Source code in src/rotalabs_accel/quantization/symmetric.py
@classmethod
def from_linear(cls, linear: torch.nn.Linear) -> "QuantizedLinear":
    """
    Create QuantizedLinear from existing nn.Linear.

    Args:
        linear: Pretrained linear layer.

    Returns:
        QuantizedLinear with quantized weights.
    """
    has_bias = linear.bias is not None
    quantized = cls(linear.in_features, linear.out_features, bias=has_bias)
    quantized.quantize_weights(linear.weight.data)
    if has_bias:
        quantized.bias.data.copy_(linear.bias.data)
    return quantized

Best Practices

1. Quantize After Training

Quantize pretrained weights, not randomly initialized ones:

# Good: quantize pretrained weights
model = load_pretrained_model()
for module in model.modules():
    if isinstance(module, nn.Linear):
        qmodule = QuantizedLinear.from_linear(module)
        # replace module with qmodule

2. Evaluate Before Deployment

Always check quantization accuracy on your specific model:

# Run validation before and after quantization
baseline_loss = evaluate(model)
quantize_model(model)
quantized_loss = evaluate(model)
print(f"Loss increase: {quantized_loss - baseline_loss:.4f}")
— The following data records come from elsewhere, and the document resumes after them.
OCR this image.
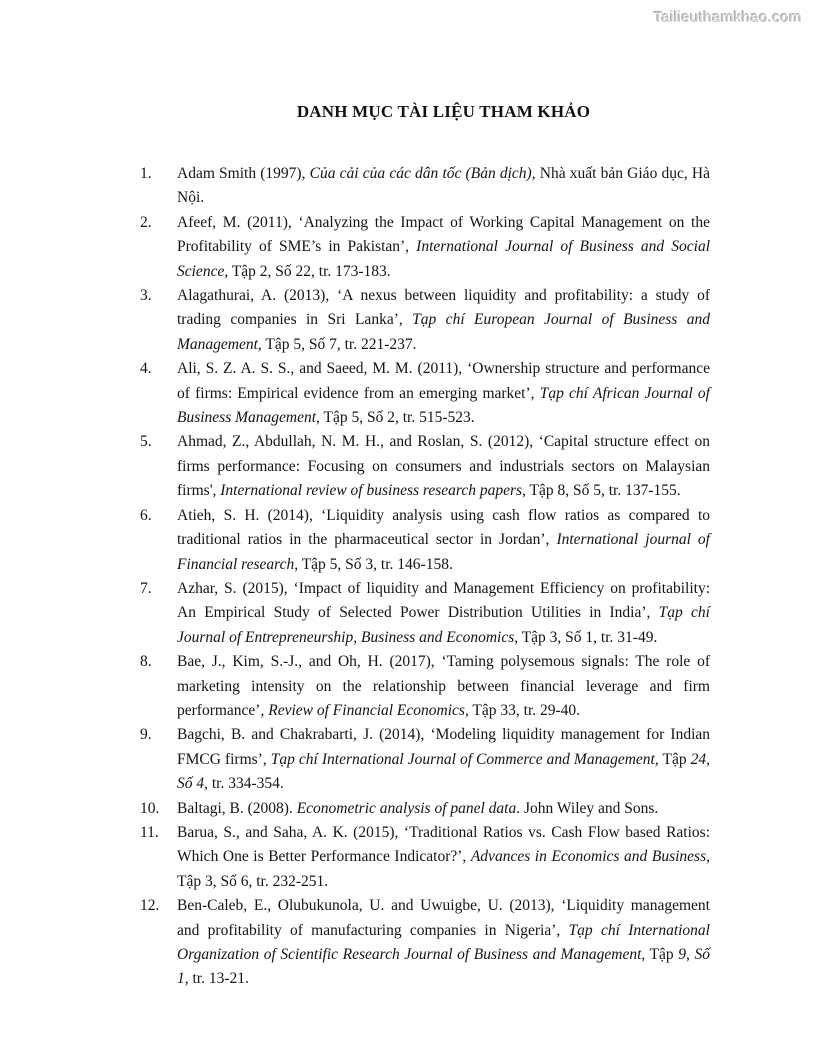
Tailieuthamkhao.com
DANH MỤC TÀI LIỆU THAM KHẢO
1.	Adam Smith (1997), Của cải của các dân tốc (Bản dịch), Nhà xuất bản Giáo dục, Hà Nội.
2.	Afeef, M. (2011), ‘Analyzing the Impact of Working Capital Management on the Profitability of SME’s in Pakistan’, International Journal of Business and Social Science, Tập 2, Số 22, tr. 173-183.
3.	Alagathurai, A. (2013), ‘A nexus between liquidity and profitability: a study of trading companies in Sri Lanka’, Tạp chí European Journal of Business and Management, Tập 5, Số 7, tr. 221-237.
4.	Ali, S. Z. A. S. S., and Saeed, M. M. (2011), ‘Ownership structure and performance of firms: Empirical evidence from an emerging market’, Tạp chí African Journal of Business Management, Tập 5, Số 2, tr. 515-523.
5.	Ahmad, Z., Abdullah, N. M. H., and Roslan, S. (2012), ‘Capital structure effect on firms performance: Focusing on consumers and industrials sectors on Malaysian firms', International review of business research papers, Tập 8, Số 5, tr. 137-155.
6.	Atieh, S. H. (2014), ‘Liquidity analysis using cash flow ratios as compared to traditional ratios in the pharmaceutical sector in Jordan’, International journal of Financial research, Tập 5, Số 3, tr. 146-158.
7.	Azhar, S. (2015), ‘Impact of liquidity and Management Efficiency on profitability: An Empirical Study of Selected Power Distribution Utilities in India’, Tạp chí Journal of Entrepreneurship, Business and Economics, Tập 3, Số 1, tr. 31-49.
8.	Bae, J., Kim, S.-J., and Oh, H. (2017), ‘Taming polysemous signals: The role of marketing intensity on the relationship between financial leverage and firm performance’, Review of Financial Economics, Tập 33, tr. 29-40.
9.	Bagchi, B. and Chakrabarti, J. (2014), ‘Modeling liquidity management for Indian FMCG firms’, Tạp chí International Journal of Commerce and Management, Tập 24, Số 4, tr. 334-354.
10.	Baltagi, B. (2008). Econometric analysis of panel data. John Wiley and Sons.
11.	Barua, S., and Saha, A. K. (2015), ‘Traditional Ratios vs. Cash Flow based Ratios: Which One is Better Performance Indicator?’, Advances in Economics and Business, Tập 3, Số 6, tr. 232-251.
12.	Ben-Caleb, E., Olubukunola, U. and Uwuigbe, U. (2013), ‘Liquidity management and profitability of manufacturing companies in Nigeria’, Tạp chí International Organization of Scientific Research Journal of Business and Management, Tập 9, Số 1, tr. 13-21.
3. Keep Certain Layers in FP16

Some layers are more sensitive to quantization:

  • First and last layers
  • Layers with small weight magnitudes
  • Attention output projections
# Skip quantizing sensitive layers
for name, module in model.named_modules():
    if "lm_head" in name or "embed" in name:
        continue  # Keep in FP16
    if isinstance(module, nn.Linear):
        # Quantize

Error Metrics

The calculate_quantization_error function returns:

Metric Description Typical Value
max_abs_error Maximum absolute difference < 0.02
mean_abs_error Mean absolute difference < 0.005
relative_error_pct Max relative error for significant values < 1%
snr_db Signal-to-noise ratio > 40 dB

Values may vary based on weight distribution. Lower SNR indicates more quantization error.